Motion Memory: Leveraging Past Experiences to Accelerate Future Motion Planning
Dibyendu Das, Yuanjie Lu, Erion Plaku, Xuesu Xiao
TL;DR
Motion Memory addresses the inefficiency of solving motion-planning problems from scratch by leveraging a robot's past planning experiences through an experience augmentation pipeline and representation learning. It hallucinates planning problems to augment dataset $\mathcal{D}^*$ and learns a latent space via a triplet loss that clusters environments by the optimality of past plans; a new problem is encoded as $l_{N+1}=e_\theta(S_{N+1})$ and matched to centroid $c_i$ to select $i^*=\arg\min_i \|l_{N+1}-c_i\|$. The retrieved plan $P_{i^*}$ acts as a seed or guide for planning in both closed-box and open-box configurations.
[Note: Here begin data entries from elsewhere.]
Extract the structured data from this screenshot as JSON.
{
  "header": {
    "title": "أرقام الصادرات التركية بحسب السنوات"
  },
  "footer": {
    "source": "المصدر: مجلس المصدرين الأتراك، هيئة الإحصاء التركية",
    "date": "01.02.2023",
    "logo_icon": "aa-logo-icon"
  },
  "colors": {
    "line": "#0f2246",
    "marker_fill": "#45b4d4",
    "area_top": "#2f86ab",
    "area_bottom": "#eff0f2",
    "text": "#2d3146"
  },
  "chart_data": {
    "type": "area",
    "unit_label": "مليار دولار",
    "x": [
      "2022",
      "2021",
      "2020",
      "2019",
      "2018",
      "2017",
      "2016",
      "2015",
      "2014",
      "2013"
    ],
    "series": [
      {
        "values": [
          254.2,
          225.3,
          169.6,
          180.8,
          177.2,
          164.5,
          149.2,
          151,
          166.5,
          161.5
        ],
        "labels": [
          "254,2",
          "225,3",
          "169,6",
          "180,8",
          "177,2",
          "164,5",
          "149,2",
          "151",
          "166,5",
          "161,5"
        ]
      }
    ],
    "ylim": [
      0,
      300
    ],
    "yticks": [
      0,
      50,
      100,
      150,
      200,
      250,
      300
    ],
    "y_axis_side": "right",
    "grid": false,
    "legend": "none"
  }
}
Experiments across three planners and three problem classes show speedups up to $89\%$ with increasing deployment experience, demonstrating both generality and potential for continual improvement in real-world robotics.
Abstract
When facing a new motion-planning problem, most motion planners solve it from scratch, e.g., via sampling and exploration or starting optimization from a straight-line path. However, most motion planners have to experience a variety of planning problems throughout their lifetimes, which are yet to be leveraged for future planning. In this paper, we present a simple but efficient method called Motion Memory, which allows different motion planners to accelerate future planning using past experiences. Treating existing motion planners as either a closed or open box, we present a variety of ways that Motion Memory can contribute to reduce the planning time when facing a new planning problem. We provide extensive experiment results with three different motion planners on three classes of planning problems with over 30,000 problem instances and show that planning speed can be significantly reduced by up to 89% with the proposed Motion Memory technique and with increasing past planning experiences.